Pemerintah Genjot Produksi Metanol untuk Program B50


Pemerintah tengah menggenjot produksi metanol untuk memenuhi kebutuhan program mandatori Biodiesel 50% atau B50. Pasalnya, Indonesia masih mengalami defisit produksi metanol.
Menteri Energi dan Sumber Daya Mineral (ESDM), Bahlil Lahadalia, mengatakan Indonesia akan memiliki pabrik metanol untuk mendukung program mandatory B50.
"Arahan Bapak Presiden itu langsung juga kita bangun dalam negeri. Itu kita akan bangun di Bojonegoro. Bahan bakunya dari gas," ujar Bahlil saat ditemui di Kantor Kementerian ESDM, Jumat (17/1).
Bahlil mengatakan, pembangunan pabrik metanol di Bojonegoro dilaksanakan oleh investor dalam negeri. Meski begitu, ia tidak menjelaskan lebih lanjut mengenai siapa investor yang akan membangun pabrik tersebut.
"Swasta nasional, investornya dari dalam negeri. Engga ada asing," ujarnya.
Biodiesel B50 adalah pencampuran bahan bakar nabati (BBN) sebesar 50 % dengan bahan bakar minyak (BBM). Metanol dibutuhkan untuk proses pencampuran kedua bahan bakar tersebut.

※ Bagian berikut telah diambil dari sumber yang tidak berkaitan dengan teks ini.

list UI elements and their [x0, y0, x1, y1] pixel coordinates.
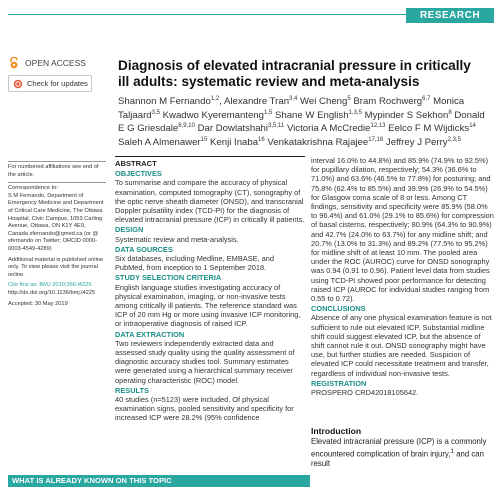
cite-line [8, 282, 106, 290]
selection-heading: STUDY SELECTION CRITERIA [115, 273, 222, 283]
open-access-badge[interactable] [8, 57, 86, 69]
sidebar-divider [8, 161, 106, 162]
selection-text: English language studies investigating accuracy of physical examination, imaging, or non-invasive tests among critically ill patients. The reference standard was ICP of 20 mm Hg or more using invasive ICP monitoring, or intraoperative diagnosis of raised ICP. [115, 282, 301, 329]
author-name: Mypinder S Sekhon [364, 109, 449, 121]
author-affiliation-marker: 3,5,11 [268, 123, 285, 130]
introduction-sentence: Elevated intracranial pressure (ICP) is a commonly encountered complication of brain injury, [311, 437, 487, 459]
author-affiliation-marker: 5 [347, 96, 351, 102]
author-name: Kwadwo Kyeremanteng [162, 109, 264, 121]
author-name: Venkatakrishna Rajajee [267, 137, 369, 149]
author-name: Victoria A McCredie [286, 123, 371, 135]
open-lock-icon [8, 57, 20, 69]
cite-label: Cite this as: [8, 282, 38, 289]
author-affiliation-marker: 8,9,10 [178, 123, 195, 130]
extraction-text: Two reviewers independently extracted data and assessed study quality using the quality assessment of diagnostic accuracy studies tool. Summary estimates were generated using a hierarchical summary receiver operating characteristic (ROC) model. [115, 338, 295, 385]
open-access-label: OPEN ACCESS [25, 58, 86, 68]
correspondence-label: Correspondence to: [8, 185, 58, 192]
author-affiliation-marker: 17,18 [368, 137, 384, 144]
extraction-heading: DATA EXTRACTION [115, 329, 185, 339]
article-title: Diagnosis of elevated intracranial pressure in critically ill adults: systematic review and meta-analysis [118, 58, 471, 89]
cite-reference[interactable]: BMJ 2019;366:l4225 [39, 282, 92, 289]
correspondence-text: S M Fernando, Department of Emergency Medicine and Department of Critical Care Medicine, The Ottawa Hospital, Civic Campus, 1053 Carling Avenue, Ottawa, ON K1Y 4E9, Canada sfernando@qmed.ca (or @ sfernando on Twitter; ORCID 0000-0003-4549-4289) [8, 192, 104, 252]
conclusions-heading: CONCLUSIONS [311, 304, 366, 314]
abstract-column-right [311, 156, 494, 397]
author-name: Alexandre Tran [223, 96, 290, 108]
check-updates-button[interactable] [8, 75, 92, 92]
refresh-icon [13, 79, 23, 89]
results-heading: RESULTS [115, 385, 149, 395]
author-separator: , [219, 96, 224, 108]
registration-text: PROSPERO CRD42018105642. [311, 388, 419, 398]
author-name: Wei Cheng [300, 96, 348, 108]
author-name: Jeffrey J Perry [385, 137, 448, 149]
sidebar-divider [8, 182, 106, 183]
introduction-heading: Introduction [311, 426, 362, 436]
author-name: Kenji Inaba [210, 137, 259, 149]
accepted-date: Accepted: 30 May 2019 [8, 300, 68, 307]
additional-material-note: Additional material is published online only. To view please visit the journal online. [8, 256, 104, 278]
design-text: Systematic review and meta-analysis. [115, 234, 239, 244]
author-affiliation-marker: 14 [469, 123, 476, 130]
author-name: Bram Rochwerg [353, 96, 423, 108]
introduction-text [311, 437, 494, 468]
author-affiliation-marker: 16 [258, 137, 265, 144]
abstract-heading: ABSTRACT [115, 156, 305, 168]
author-name: Saleh A Almenawer [118, 137, 201, 149]
author-name: Shane W English [274, 109, 349, 121]
author-affiliation-marker: 1,2 [210, 96, 220, 102]
design-heading: DESIGN [115, 225, 144, 235]
conclusions-text: Absence of any one physical examination feature is not sufficient to rule out elevated ICP. Substantial midline shift could suggest elevated ICP, but the absence of shift cannot rule it out. ONSD sonography might have use, but further studies are needed. Suspicion of elevated ICP could necessitate treatment and transfer, regardless of individual non-invasive tests. [311, 313, 492, 378]
author-affiliation-marker: 12,13 [370, 123, 386, 130]
doi-link[interactable]: http://dx.doi.org/10.1136/bmj.l4225 [8, 289, 96, 296]
reference-marker[interactable]: 1 [450, 447, 455, 455]
abstract-column [115, 156, 305, 423]
check-updates-label: Check for updates [27, 79, 88, 88]
introduction-tail: and can result [311, 449, 484, 468]
data-sources-heading: DATA SOURCES [115, 244, 173, 254]
author-affiliation-marker: 2,3,5 [447, 137, 461, 144]
results-text-continued: interval 16.0% to 44.8%) and 85.9% (74.9% to 92.5%) for pupillary dilation, respectively; 54.3% (36.6% to 71.0%) and 63.6% (46.5% to 77.8%) for posturing; and 75.8% (62.4% to 85.5%) and 39.9% (26.9% to 54.5%) for Glasgow coma scale of 8 or less. Among CT findings, sensitivity and specificity were 85.9% (58.0% to 96.4%) and 61.0% (29.1% to 85.6%) for compression of basal cisterns, respectively; 80.9% (64.3% to 90.9%) and 42.7% (24.0% to 63.7%) for any midline shift; and 20.7% (13.0% to 31.3%) and 89.2% (77.5% to 95.2%) for midline shift of at least 10 mm. The pooled area under the ROC (AUROC) curve for ONSD sonography was 0.94 (0.91 to 0.96). Patient level data from studies using TCD-PI showed poor performance for detecting raised ICP (AUROC for individual studies ranging from 0.55 to 0.72). [311, 156, 494, 304]
objectives-text: To summarise and compare the accuracy of physical examination, computed tomography (CT), sonography of the optic nerve sheath diameter (ONSD), and transcranial Doppler pulsatility index (TCD-PI) for the diagnosis of elevated intracranial pressure (ICP) in critically ill patients. [115, 178, 305, 225]
author-affiliation-marker: 3,4 [289, 96, 298, 102]
author-affiliation-marker: 3,5 [151, 109, 160, 116]
author-name: Eelco F M Wijdicks [388, 123, 470, 135]
author-list [118, 94, 490, 149]
author-affiliation-marker: 6,7 [422, 96, 431, 102]
data-sources-text: Six databases, including Medline, EMBASE, and PubMed, from inception to 1 September 2018. [115, 254, 274, 273]
author-name: Donald E G Griesdale [118, 109, 485, 135]
sidebar [8, 161, 106, 308]
objectives-heading: OBJECTIVES [115, 169, 162, 179]
author-name: Shannon M Fernando [118, 96, 211, 108]
section-banner: RESEARCH [406, 8, 494, 23]
affiliations-note: For numbered affiliations see end of the article. [8, 164, 99, 178]
author-name: Monica Taljaard [118, 96, 465, 121]
author-affiliation-marker: 1,5 [263, 109, 273, 116]
author-affiliation-marker: 8 [448, 109, 452, 116]
author-name: Dar Dowlatshahi [197, 123, 269, 135]
results-text: 40 studies (n=5123) were included. Of physical examination signs, pooled sensitivity and specificity for increased ICP were 28.2% (95% confidence [115, 395, 294, 423]
author-affiliation-marker: 1,3,5 [348, 109, 362, 116]
known-topic-callout: WHAT IS ALREADY KNOWN ON THIS TOPIC [8, 475, 310, 487]
author-affiliation-marker: 15 [200, 137, 208, 144]
registration-heading: REGISTRATION [311, 378, 367, 388]
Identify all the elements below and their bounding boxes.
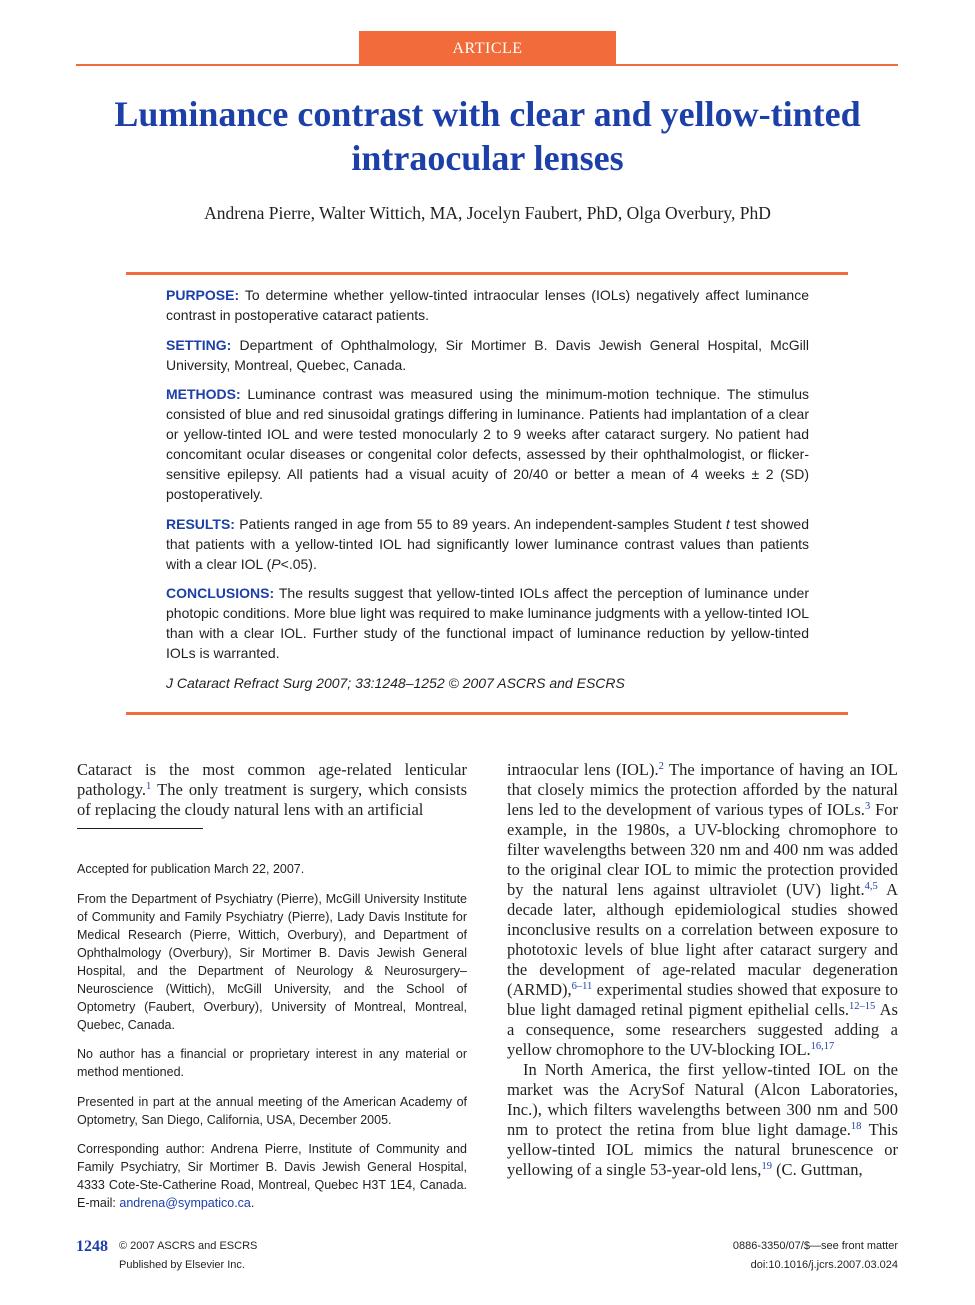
reference-link[interactable]: 1	[146, 781, 152, 792]
email-link[interactable]: andrena@sympatico.ca	[119, 1196, 251, 1210]
body-right-column	[507, 760, 898, 1180]
footnote-interest: No author has a financial or proprietary interest in any material or method mentioned.	[77, 1047, 467, 1079]
header-rule	[76, 64, 898, 66]
abstract	[166, 285, 809, 702]
reference-link[interactable]: 12–15	[849, 1001, 876, 1012]
abstract-setting: SETTING: Department of Ophthalmology, Sir Mortimer B. Davis Jewish General Hospital, McGill University, Montreal, Quebec, Canada.	[166, 336, 810, 373]
page-number: 1248	[76, 1238, 108, 1255]
article-type-tab: ARTICLE	[359, 31, 616, 65]
body-paragraph: Cataract is the most common age-related lenticular pathology.$^1$ The only treatment is surgery, which consists of replacing the cloudy natural lens with an artificial	[77, 760, 467, 819]
abstract-methods: METHODS: Luminance contrast was measured using the minimum-motion technique. The stimulus consisted of blue and red sinusoidal gratings differing in luminance. Patients had implantation of a clear or yellow-tinted IOL and were tested monocularly 2 to 9 weeks after cataract surgery. No patient had concomitant ocular diseases or congenital color defects, assessed by their ophthalmologist, or flicker-sensitive epilepsy. All patients had a visual acuity of 20/40 or better a mean of 4 weeks ± 2 (SD) postoperatively.	[166, 386, 809, 502]
conclusions-label: CONCLUSIONS:	[166, 585, 275, 601]
body-paragraph: In North America, the first yellow-tinted IOL on the market was the AcrySof Natural (Alcon Laboratories, Inc.), which filters wavelengths between 300 nm and 500 nm to protect the retina from blue light damage.$^{18}$ This yellow-tinted IOL mimics the natural brunescence or yellowing of a single 53-year-old lens,$^{19}$ (C. Guttman,	[507, 1060, 898, 1179]
reference-link[interactable]: 18	[850, 1121, 862, 1132]
footnote-rule	[77, 828, 203, 829]
reference-link[interactable]: 16,17	[810, 1041, 835, 1052]
footnote-accepted: Accepted for publication March 22, 2007.	[77, 862, 305, 876]
doi-link[interactable]: doi:10.1016/j.jcrs.2007.03.024	[750, 1259, 898, 1271]
footnotes	[77, 860, 467, 1224]
publisher-line: Published by Elsevier Inc.	[119, 1259, 245, 1271]
reference-link[interactable]: 4,5	[864, 881, 878, 892]
body-left-column	[77, 760, 467, 820]
abstract-conclusions: CONCLUSIONS: The results suggest that yellow-tinted IOLs affect the perception of luminance under photopic conditions. More blue light was required to make luminance judgments with a yellow-tinted IOL than with a clear IOL. Further study of the functional impact of luminance reduction by yellow-tinted IOLs is warranted.	[166, 585, 809, 661]
footnote-affiliations: From the Department of Psychiatry (Pierre), McGill University Institute of Community and Family Psychiatry (Pierre), Lady Davis Institute for Medical Research (Pierre, Wittich, Overbury), and Department of Ophthalmology (Overbury), Sir Mortimer B. Davis Jewish General Hospital, and the Department of Neurology & Neurosurgery–Neuroscience (Wittich), McGill University, and the School of Optometry (Faubert, Overbury), University of Montreal, Montreal, Quebec, Canada.	[77, 891, 467, 1032]
article-title: Luminance contrast with clear and yellow-tinted intraocular lenses	[114, 94, 861, 178]
purpose-label: PURPOSE:	[166, 287, 240, 303]
body-paragraph: intraocular lens (IOL).$^2$ The importance of having an IOL that closely mimics the protection afforded by the natural lens led to the development of various types of IOLs.$^3$ For example, in the 1980s, a UV-blocking chromophore to filter wavelengths between 320 nm and 400 nm was added to the original clear IOL to mimic the protection provided by the natural lens against ultraviolet (UV) light.$^{4,5}$ A decade later, although epidemiological studies showed inconclusive results on a correlation between exposure to phototoxic levels of blue light after cataract surgery and the development of age-related macular degeneration (ARMD),$^{6-11}$ experimental studies showed that exposure to blue light damaged retinal pigment epithelial cells.$^{12-15}$ As a consequence, some researchers suggested adding a yellow chromophore to the UV-blocking IOL.$^{16,17}$	[507, 760, 899, 1059]
reference-link[interactable]: 6–11	[571, 981, 593, 992]
methods-label: METHODS:	[166, 386, 241, 402]
abstract-bottom-rule	[126, 712, 848, 715]
reference-link[interactable]: 19	[761, 1161, 772, 1172]
journal-citation: J Cataract Refract Surg 2007; 33:1248–1252 © 2007 ASCRS and ESCRS	[166, 674, 625, 691]
copyright-notice: © 2007 ASCRS and ESCRS	[119, 1240, 258, 1252]
results-label: RESULTS:	[166, 515, 235, 532]
footnote-presented: Presented in part at the annual meeting of the American Academy of Optometry, San Diego, California, USA, December 2005.	[77, 1094, 467, 1127]
author-list: Andrena Pierre, Walter Wittich, MA, Jocelyn Faubert, PhD, Olga Overbury, PhD	[204, 203, 771, 223]
abstract-top-rule	[126, 272, 848, 275]
reference-link[interactable]: 2	[658, 761, 664, 772]
issn-line: 0886-3350/07/$—see front matter	[732, 1240, 898, 1252]
abstract-results: RESULTS: Patients ranged in age from 55 to 89 years. An independent-samples Student t test showed that patients with a yellow-tinted IOL had significantly lower luminance contrast values than patients with a clear IOL (P<.05).	[166, 515, 809, 572]
footnote-corresponding: Corresponding author: Andrena Pierre, Institute of Community and Family Psychiatry, Sir Mortimer B. Davis Jewish General Hospital, 4333 Cote-Ste-Catherine Road, Montreal, Quebec H3T 1E4, Canada. E-mail: andrena@sympatico.ca.	[77, 1142, 467, 1210]
setting-label: SETTING:	[166, 336, 232, 353]
abstract-purpose: PURPOSE: To determine whether yellow-tinted intraocular lenses (IOLs) negatively affect luminance contrast in postoperative cataract patients.	[166, 287, 810, 323]
reference-link[interactable]: 3	[864, 801, 871, 812]
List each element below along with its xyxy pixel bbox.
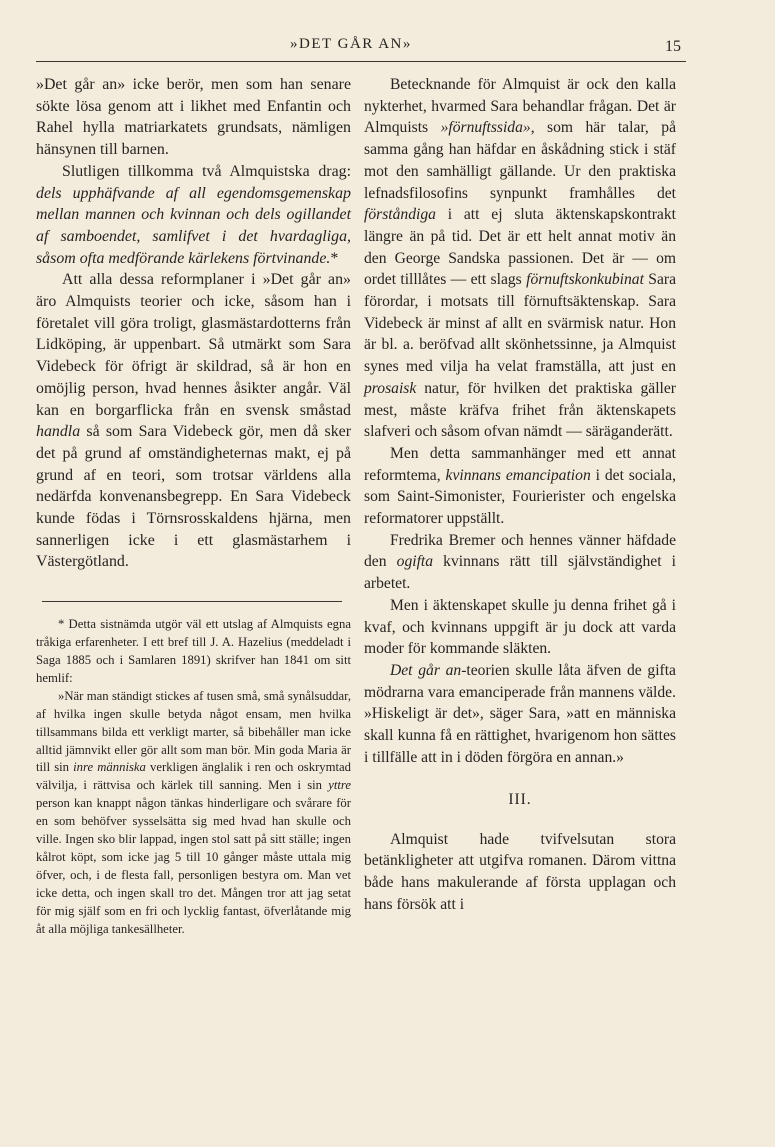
- italic-run: inre människa: [73, 760, 146, 775]
- footnote-paragraph-1: * Detta sistnämda utgör väl ett utslag af Almquists egna tråkiga erfarenheter. I ett bref till J. A. Hazelius (meddeladt i Saga 1885 och i Samlaren 1891) skrifver han 1841 om sitt hemlif:: [36, 617, 351, 685]
- text-run: person kan knappt någon tänkas hinderligare och svårare för en som behöfver sysselsätta sig med hvad han skulle och ville. Ingen sko blir lappad, ingen stol satt på sitt ställe; ingen kålrot köpt, som icke jag 5 till 10 gånger måste uttala mig öfver, och, i de flesta fall, personligen bestyra om. Man vet icke detta, och ingen skall tro det. Mången tror att jag setat för mig själf som en fri och lycklig fantast, öfverlåtande mig åt alla möjliga tankesällheter.: [36, 796, 351, 936]
- left-paragraph-1: »Det går an» icke berör, men som han senare sökte lösa genom att i likhet med Enfantin och Rahel hylla matriarkatets grundsats, nämligen hänsynen till barnen.: [36, 76, 351, 159]
- italic-run: ogifta: [396, 553, 434, 571]
- text-run: så som Sara Videbeck gör, men då sker det på grund af omständigheternas makt, ej på grund af en teori, som trotsar världens alla nedärfda konvenansbegrepp. En Sara Videbeck kunde födas i Törnsrosskaldens hjärna, men sannerligen icke i ett glasmästarhem i Västergötland.: [36, 423, 351, 571]
- italic-run: dels upphäfvande af all egendomsgemenskap mellan mannen och kvinnan och dels ogillandet af samboendet, samlifvet i det hvardagliga, såsom ofta medförande kärlekens förtvinande.: [36, 184, 351, 267]
- italic-run: förståndiga: [364, 206, 436, 224]
- section-heading: III.: [508, 790, 532, 808]
- footnote-mark: *: [330, 249, 339, 267]
- italic-run: handla: [36, 423, 81, 441]
- text-run: Att alla dessa reformplaner i »Det går an» äro Almquists teorier och icke, såsom han i företalet vill göra troligt, glasmästardotterns från Lidköping, är uppenbart. Så utmärkt som Sara Videbeck för öfrigt är skildrad, så är hon en omöjlig person, hvad hennes åsikter angår. Väl kan en borgarflicka från en svensk småstad: [36, 271, 351, 419]
- text-run: Fredrika Bremer och hennes vänner häfdade den: [364, 531, 676, 571]
- text-run: Men detta sammanhänger med ett annat reformtema,: [364, 444, 676, 484]
- text-run: verkligen änglalik i ren och oskrymtad välvilja, i rättvisa och kärlek till sanning. Men i sin: [36, 760, 352, 793]
- italic-run: kvinnans emancipation: [445, 466, 591, 484]
- text-run: Sara förordar, i motsats till förnuftsäktenskap. Sara Videbeck är minst af allt en svärmisk natur. Hon är bl. a. beröfvad allt skönhetssinne, ja Almquist synes med vilja ha velat framställa, att just en: [364, 271, 677, 376]
- left-paragraph-2: [36, 161, 351, 270]
- right-paragraph-2: [364, 443, 676, 530]
- header-rule: [36, 61, 686, 62]
- italic-run: yttre: [328, 778, 351, 793]
- text-run: i att ej sluta äktenskapskontrakt längre än på tid. Det är ett helt annat motiv än den George Sandska passionen. Det är — om ordet tilllåtes — ett slags: [364, 206, 676, 289]
- italic-run: »förnuftssida»: [440, 119, 531, 137]
- right-paragraph-4: Men i äktenskapet skulle ju denna frihet gå i kvaf, och kvinnans uppgift är ju dock att varda moder för kommande släkten.: [364, 596, 676, 658]
- text-run: Slutligen tillkomma två Almquistska drag:: [62, 162, 351, 180]
- running-title: »DET GÅR AN»: [290, 36, 412, 52]
- right-paragraph-5: [364, 660, 676, 769]
- italic-run: förnuftskonkubinat: [526, 271, 644, 289]
- italic-run: Det går an: [390, 661, 462, 679]
- text-run: kvinnans rätt till självständighet i arbetet.: [364, 553, 676, 593]
- left-column: [36, 74, 351, 938]
- right-column: [364, 74, 676, 915]
- text-run: , som här talar, på samma gång han häfdar en åskådning stick i stäf mot den samhälligt gällande. Ur den praktiska lefnadsfilosofins synpunkt framhålles det: [364, 119, 676, 202]
- left-paragraph-3: [36, 269, 351, 573]
- right-paragraph-1: [364, 74, 676, 443]
- right-paragraph-6: Almquist hade tvifvelsutan stora betänkligheter att utgifva romanen. Därom vittna både hans makulerande af första upplagan och hans försök att i: [364, 830, 676, 913]
- running-head: [0, 30, 775, 60]
- text-run: Betecknande för Almquist är ock den kalla nykterhet, hvarmed Sara behandlar frågan. Det är Almquists: [364, 76, 676, 137]
- text-run: natur, för hvilken det praktiska gäller mest, måste kräfva frihet från äktenskapets slafveri och såsom ofvan nämdt — säräganderätt.: [364, 379, 676, 441]
- page-number: 15: [665, 38, 681, 55]
- text-run: »När man ständigt stickes af tusen små, små synålsuddar, af hvilka ingen skulle betyda något ensam, men hvilka tillsammans bilda ett verkligt marter, så bibehåller man icke alltid jämnvikt eller gör allt som man bör. Min goda Maria är till sin: [36, 688, 351, 775]
- footnote-rule: [42, 601, 342, 602]
- footnote-paragraph-2: [36, 688, 351, 939]
- text-run: -teorien skulle låta äfven de gifta mödrarna vara emanciperade från mannens välde. »Hiskeligt är det», säger Sara, »att en människa skall kunna få en rättighet, hvarigenom hon sättes i tillfälle att in i döden förgöra en annan.»: [364, 661, 676, 766]
- text-run: i det sociala, som Saint-Simonister, Fourierister och engelska reformatorer uppställt.: [364, 466, 677, 528]
- italic-run: prosaisk: [364, 379, 417, 397]
- right-paragraph-3: [364, 530, 676, 595]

Pada Jumat (10/1), Bahlil mengatakan program B40 membutuhkan setidaknya hingga 2,3 juta ton metanol. Namun, Indonesia baru bisa memproduksi metanol sebesar 500 ribu ton atau kurang 1,8 juta ton.
Sementara itu, untuk meningkatkan produksi etanol yang berasal dari tanaman tebu. Pemerintah tengah menyiapkan beberapa program perkebunan tebu di Jawa dan Merauke, Papua.
"Supaya betul-betul perbaurannya itu dilakukan semuanya dalam negeri," ucapnya.
Bahlil mengatakan, saat ini pemerintah berencana untuk memaksimalkan potensi bioenergi guna mencapai ketahanan energi nasional. Adapun salah satu strategi untuk mendorong ketahanan energi di Indonesia dilakukan dengan memaksimalkan produksi biodiesel dengan menggunakan crude palm oil (CPO).
"Arahan Bapak Presiden itu kan kita mendorong kepada ketahanan energi. Sambil kita memacu lifting minyak kita, salah satu strateginya adalah kita mempergunakan biodiesel dengan mempergunakan CPO," ujarnya.